In paper [23], I have shown that approximately inner automorphisms of a strongly amenable AFD II$_1$ subfactor $N\subset M$ are completely classified with my new invariants $(p_a, \gamma_h, \nu)$ when a certain extra condition holds. This kind of classification theory of automorphisms of subfactors was initiated by Loi in 1990, and the strongest form of classification in terms of Loi's invariant was given by Popa in 1992. My new study gives a classification result for the cases with trivial Loi invariant. A motivation for the definitions of the new invariants comes from an analogy between paragroups and flows of weights, proposed by me since 1992. The method of proofs relies on orbifold construction introduced and studied by me in 1990--92, Popa's classification theorem mentioned above, the relative $\chi, \kappa$ invariants introduced by me in 1992--94, and classification theorems of Connes of automorphisms with central sequences.
In particular, my result gives a complete classification of automorphisms of AFD II$_1$ subfactors with index less than four except for one special case. It also gives a complete classification of automorphisms of the Hecke algebra subfactors of Wenzl corresponding to quantum $SU(3)_k$.

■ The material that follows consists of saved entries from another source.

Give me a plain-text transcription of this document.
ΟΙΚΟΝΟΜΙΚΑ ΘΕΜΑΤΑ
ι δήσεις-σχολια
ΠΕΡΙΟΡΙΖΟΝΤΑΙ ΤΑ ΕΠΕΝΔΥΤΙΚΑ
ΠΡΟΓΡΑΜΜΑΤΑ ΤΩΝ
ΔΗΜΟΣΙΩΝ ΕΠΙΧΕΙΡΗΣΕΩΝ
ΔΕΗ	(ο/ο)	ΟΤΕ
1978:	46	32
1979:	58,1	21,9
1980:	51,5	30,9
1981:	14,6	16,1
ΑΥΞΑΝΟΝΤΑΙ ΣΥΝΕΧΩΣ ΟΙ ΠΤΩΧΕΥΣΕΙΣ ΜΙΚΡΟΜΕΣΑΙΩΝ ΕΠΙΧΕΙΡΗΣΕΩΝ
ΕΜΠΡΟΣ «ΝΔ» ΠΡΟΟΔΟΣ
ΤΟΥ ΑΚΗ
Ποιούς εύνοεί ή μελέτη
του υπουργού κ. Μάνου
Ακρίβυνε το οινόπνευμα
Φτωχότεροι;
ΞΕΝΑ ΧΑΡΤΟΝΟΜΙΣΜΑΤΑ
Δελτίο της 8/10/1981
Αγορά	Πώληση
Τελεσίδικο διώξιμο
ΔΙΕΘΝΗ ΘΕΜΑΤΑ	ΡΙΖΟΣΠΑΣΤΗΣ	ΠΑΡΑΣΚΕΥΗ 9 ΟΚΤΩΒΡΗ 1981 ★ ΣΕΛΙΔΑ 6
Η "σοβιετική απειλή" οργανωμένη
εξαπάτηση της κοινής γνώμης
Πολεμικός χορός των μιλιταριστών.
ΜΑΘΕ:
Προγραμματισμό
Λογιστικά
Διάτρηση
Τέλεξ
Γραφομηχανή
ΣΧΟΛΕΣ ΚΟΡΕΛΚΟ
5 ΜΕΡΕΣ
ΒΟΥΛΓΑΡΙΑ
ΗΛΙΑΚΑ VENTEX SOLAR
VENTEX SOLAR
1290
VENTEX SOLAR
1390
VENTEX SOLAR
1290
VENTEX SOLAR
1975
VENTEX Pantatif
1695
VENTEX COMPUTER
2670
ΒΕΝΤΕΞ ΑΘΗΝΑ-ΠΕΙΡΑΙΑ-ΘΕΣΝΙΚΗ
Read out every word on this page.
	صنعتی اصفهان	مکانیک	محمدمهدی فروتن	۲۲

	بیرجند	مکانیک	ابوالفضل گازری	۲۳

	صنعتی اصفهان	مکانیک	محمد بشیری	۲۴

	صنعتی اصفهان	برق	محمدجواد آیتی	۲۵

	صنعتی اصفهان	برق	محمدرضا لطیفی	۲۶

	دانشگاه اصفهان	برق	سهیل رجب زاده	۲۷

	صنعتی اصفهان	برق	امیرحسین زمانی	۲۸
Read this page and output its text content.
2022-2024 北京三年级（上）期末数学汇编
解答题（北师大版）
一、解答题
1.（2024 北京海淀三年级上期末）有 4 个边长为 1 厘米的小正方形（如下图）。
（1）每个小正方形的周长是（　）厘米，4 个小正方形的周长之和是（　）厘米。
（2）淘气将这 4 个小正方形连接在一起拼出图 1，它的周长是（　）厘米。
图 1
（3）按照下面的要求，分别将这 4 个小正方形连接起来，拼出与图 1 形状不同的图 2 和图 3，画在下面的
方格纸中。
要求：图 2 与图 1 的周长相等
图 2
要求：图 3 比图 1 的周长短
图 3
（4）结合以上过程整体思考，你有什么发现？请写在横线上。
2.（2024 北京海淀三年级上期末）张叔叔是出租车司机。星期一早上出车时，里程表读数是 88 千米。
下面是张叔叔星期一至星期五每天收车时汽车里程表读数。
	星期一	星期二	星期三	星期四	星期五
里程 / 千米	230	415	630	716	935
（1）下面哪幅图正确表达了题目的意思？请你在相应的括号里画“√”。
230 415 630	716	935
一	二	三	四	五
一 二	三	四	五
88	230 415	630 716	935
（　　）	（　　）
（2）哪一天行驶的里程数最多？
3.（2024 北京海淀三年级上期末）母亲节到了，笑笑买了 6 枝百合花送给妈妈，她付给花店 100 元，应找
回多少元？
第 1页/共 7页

Ocneanu's paragroup theory is a great theory linking operator algebras to quantum groups, conformal field theory, and 3-dimensional topology, but many of its fundamental results have been scattered among informal notes, handwritten manuscripts, and fragmentary papers so that the theory has been inaccessible to the general mathematical public except for few experts. I have written book [24] with D. E. Evans on this theory with clarified fundamental results and many applications and examples.